How to determine the number of DOF of a mechanism

[ManuelZ]

I'm having trouble understanding if my 2D mechanism has 1 or 2 Degrees of Freedom.

The software I'm using says that it has 2, but with a redundancy. It forces me to use two actuators to command motion. Grübler's criterion says it has 1 DOF, but I know that I can only trust Grübler into giving me a lower bound for the number of DOF.

Is there a way of calculating this with Exudyn?

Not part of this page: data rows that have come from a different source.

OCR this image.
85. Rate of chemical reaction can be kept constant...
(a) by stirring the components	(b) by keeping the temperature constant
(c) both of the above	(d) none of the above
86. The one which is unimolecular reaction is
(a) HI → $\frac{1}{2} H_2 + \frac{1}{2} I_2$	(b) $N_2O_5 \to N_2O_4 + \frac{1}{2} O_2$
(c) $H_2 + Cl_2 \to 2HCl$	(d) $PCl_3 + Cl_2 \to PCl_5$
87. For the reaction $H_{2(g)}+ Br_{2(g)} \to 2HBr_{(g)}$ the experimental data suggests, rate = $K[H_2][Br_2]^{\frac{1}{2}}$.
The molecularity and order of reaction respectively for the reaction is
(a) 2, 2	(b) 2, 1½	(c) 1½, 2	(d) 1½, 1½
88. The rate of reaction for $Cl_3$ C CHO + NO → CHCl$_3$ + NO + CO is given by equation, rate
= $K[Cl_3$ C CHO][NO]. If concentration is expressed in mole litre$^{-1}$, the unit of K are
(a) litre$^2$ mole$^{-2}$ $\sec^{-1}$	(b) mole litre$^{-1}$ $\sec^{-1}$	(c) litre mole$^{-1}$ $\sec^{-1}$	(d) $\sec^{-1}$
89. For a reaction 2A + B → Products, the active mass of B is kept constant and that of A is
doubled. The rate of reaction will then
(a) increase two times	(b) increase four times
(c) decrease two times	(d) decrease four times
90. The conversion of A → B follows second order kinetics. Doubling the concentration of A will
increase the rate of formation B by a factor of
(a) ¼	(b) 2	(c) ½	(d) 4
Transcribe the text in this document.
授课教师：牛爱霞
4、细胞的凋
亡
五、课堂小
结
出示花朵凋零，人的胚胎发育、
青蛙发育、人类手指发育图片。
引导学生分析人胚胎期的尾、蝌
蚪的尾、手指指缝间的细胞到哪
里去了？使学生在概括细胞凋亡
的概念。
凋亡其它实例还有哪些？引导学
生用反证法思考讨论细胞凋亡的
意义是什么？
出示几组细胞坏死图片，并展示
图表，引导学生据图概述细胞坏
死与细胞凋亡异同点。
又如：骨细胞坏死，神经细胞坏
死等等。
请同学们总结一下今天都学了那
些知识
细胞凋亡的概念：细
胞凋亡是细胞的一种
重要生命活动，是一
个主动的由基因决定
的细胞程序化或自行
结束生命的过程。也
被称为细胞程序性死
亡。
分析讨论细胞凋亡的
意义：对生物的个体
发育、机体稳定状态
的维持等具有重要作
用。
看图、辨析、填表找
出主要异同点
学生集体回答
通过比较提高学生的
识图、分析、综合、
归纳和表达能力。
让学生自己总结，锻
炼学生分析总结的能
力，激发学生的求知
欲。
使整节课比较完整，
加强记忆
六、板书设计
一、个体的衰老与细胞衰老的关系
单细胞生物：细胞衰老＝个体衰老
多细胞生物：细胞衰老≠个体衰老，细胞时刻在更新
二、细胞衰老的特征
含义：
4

As an additional question. I'm trying to learn some Screw theory to be able to apply some of the techniques that I'm seeing around (e.g. "A Unified Methodology for Mobility Analysis Based on Screw Theory") to be able to determine the mobility of my mechanism, and I noticed that Exudyn has nothing to do with this Screw theory. What would be the equivalent "methodology" used by Exudyn?

[jgerstmayr]

Thanks for your questions!

The problems you have are the following:

1. Grübler-Kutzbach always works if you exclude redundant constraints; your mechanism has 2 DOF, except for the singularities; you can move the two outmost supports independently
2. If you do not see how to compute Grübler-Kutzbach, you should not go into screw theory; it will not help you nor solve your problems
3. "Exudyn has nothing to do with this Screw theory": this is simply wrong. Screw theory is embedded, as all forces and torques and jacobians are computed accordingly, but it is not always stated that it follows from screw theory - like in most multibody software. The Lie group integrators and the geometrically exact beam theory very much uses these concepts as well. For a direct computation with the 6D vectors and matrices, there are some Python user functions denoted as T66 (Plücker) transformations, see the rigidBodyUtilities.py. But it is just a matter of notations, the results are always the same.

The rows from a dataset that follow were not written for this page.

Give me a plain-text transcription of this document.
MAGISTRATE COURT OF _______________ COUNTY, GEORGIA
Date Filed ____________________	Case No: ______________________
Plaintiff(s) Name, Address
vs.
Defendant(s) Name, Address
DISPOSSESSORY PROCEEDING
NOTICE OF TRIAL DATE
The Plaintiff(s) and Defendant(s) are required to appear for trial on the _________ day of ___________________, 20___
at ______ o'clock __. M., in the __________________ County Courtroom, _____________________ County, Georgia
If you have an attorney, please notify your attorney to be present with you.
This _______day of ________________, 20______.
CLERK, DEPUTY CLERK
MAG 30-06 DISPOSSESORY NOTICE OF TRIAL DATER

A) you cannot compute Grübler-Kutzbach directly, but you could do so by computing the jacobian and applying a singular value decomposition, which would give you a Nullspace of size 2. I will consider to make this as a function in the future.

[ManuelZ]

Thank you very much for your answers! Sorry for my wrong statement.

1. I will look into how to identify redundant constraints. I have been reading the Douglass Blanding's book called "Exact Constraint - Machine Design Using Kinematic Processing (1999)" and I find it very enlightening, but I still have practical doubts. Would there be any other reference out there from where to learn how to do this?

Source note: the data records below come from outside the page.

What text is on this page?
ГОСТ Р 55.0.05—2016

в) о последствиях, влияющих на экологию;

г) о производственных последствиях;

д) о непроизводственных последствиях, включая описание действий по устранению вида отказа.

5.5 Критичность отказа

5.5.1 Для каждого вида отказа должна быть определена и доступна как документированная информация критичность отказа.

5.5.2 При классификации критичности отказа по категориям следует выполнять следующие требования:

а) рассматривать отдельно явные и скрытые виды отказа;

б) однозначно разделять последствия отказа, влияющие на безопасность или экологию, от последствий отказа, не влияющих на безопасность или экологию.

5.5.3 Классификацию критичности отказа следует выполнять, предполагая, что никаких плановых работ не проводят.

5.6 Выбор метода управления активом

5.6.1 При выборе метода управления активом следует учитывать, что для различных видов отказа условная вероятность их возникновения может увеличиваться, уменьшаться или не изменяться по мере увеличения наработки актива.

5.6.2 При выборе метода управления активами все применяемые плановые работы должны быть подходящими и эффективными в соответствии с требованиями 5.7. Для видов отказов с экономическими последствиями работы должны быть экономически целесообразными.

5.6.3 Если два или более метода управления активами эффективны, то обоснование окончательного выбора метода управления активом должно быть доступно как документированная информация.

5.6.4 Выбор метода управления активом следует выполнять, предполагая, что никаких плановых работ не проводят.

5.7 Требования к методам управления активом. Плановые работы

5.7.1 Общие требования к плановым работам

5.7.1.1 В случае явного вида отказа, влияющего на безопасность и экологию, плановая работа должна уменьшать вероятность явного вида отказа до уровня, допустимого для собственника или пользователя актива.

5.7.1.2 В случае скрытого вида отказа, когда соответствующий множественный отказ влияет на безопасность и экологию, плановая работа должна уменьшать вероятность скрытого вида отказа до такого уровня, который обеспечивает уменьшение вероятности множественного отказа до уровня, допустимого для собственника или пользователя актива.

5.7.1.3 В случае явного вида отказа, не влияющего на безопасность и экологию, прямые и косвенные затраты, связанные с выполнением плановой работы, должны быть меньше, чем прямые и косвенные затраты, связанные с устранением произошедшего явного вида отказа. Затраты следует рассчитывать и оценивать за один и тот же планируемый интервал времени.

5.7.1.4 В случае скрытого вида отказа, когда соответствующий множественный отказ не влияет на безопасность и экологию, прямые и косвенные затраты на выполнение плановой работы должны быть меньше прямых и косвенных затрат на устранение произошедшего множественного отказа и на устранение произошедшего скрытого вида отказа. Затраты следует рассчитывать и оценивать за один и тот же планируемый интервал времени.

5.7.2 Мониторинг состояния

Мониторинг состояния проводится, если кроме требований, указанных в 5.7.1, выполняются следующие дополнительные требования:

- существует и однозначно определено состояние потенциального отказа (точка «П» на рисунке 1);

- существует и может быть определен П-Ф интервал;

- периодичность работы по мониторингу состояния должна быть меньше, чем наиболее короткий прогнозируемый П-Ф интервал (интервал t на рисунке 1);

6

2. I have been trying to obtain the Jacobian through a function call but I haven't been able to find a way to do that. I have, though, been able to find a very big Jacobian-related matrix in the solverInformation.txt file, after activating the necessary options in solutionSettings through SimulationSettings():

+++++++++++++++++++++++++++++++
EXUDYN V1.6.0 solver: implicit second order time integration
number of steps = 100000
...
    initial accelerations update Jacobian: Jac    = [[2499.99, ...],[0,2499.99,...],...]
initial accelerations = [...]
  Generalized-alpha: spectralRadius=0.9, alphaM=0.421053, alphaF=0.473684, beta=0.277008, gamma=0.552632, factJacA=0.909091
  has constant mass matrix=0

Is this what I need?

3. To manually obtain the Jacobian myself for the 2D and 3D case of this mechanism, I've been looking up into Chapter 7 of "Modern Robotics - Mechanics, Planning, and Control (2019)" (freely available here), which has the most clear explanations that I have been able to find for closed-chain mechanisms, with specific examples of parallel mechanisms. The book uses Screw Theory though. Do you know any other reference out there?

[jgerstmayr]

To obtain the jacobian of your system, you have to use the solver (As static or implicit solvers anyway compute the jacobian). See e.g. the function ComputeLinearizedSystem(..):
https://exudyn.readthedocs.io/en/latest/docs/RST/pythonUtilities/solver.html#function-computelinearizedsystem
and the source code when clicking on the function name. It shows how to compute the jacobian generally. I will add some functionality related to DOF counting soon.

[ManuelZ]

Thank you.

[jgerstmayr]

In the next update, there will be a function ComputeSystemDegreeOfFreedom in exudyn.solver.
I assume that it will take a few days to see the pre-release for this update on github / pypi.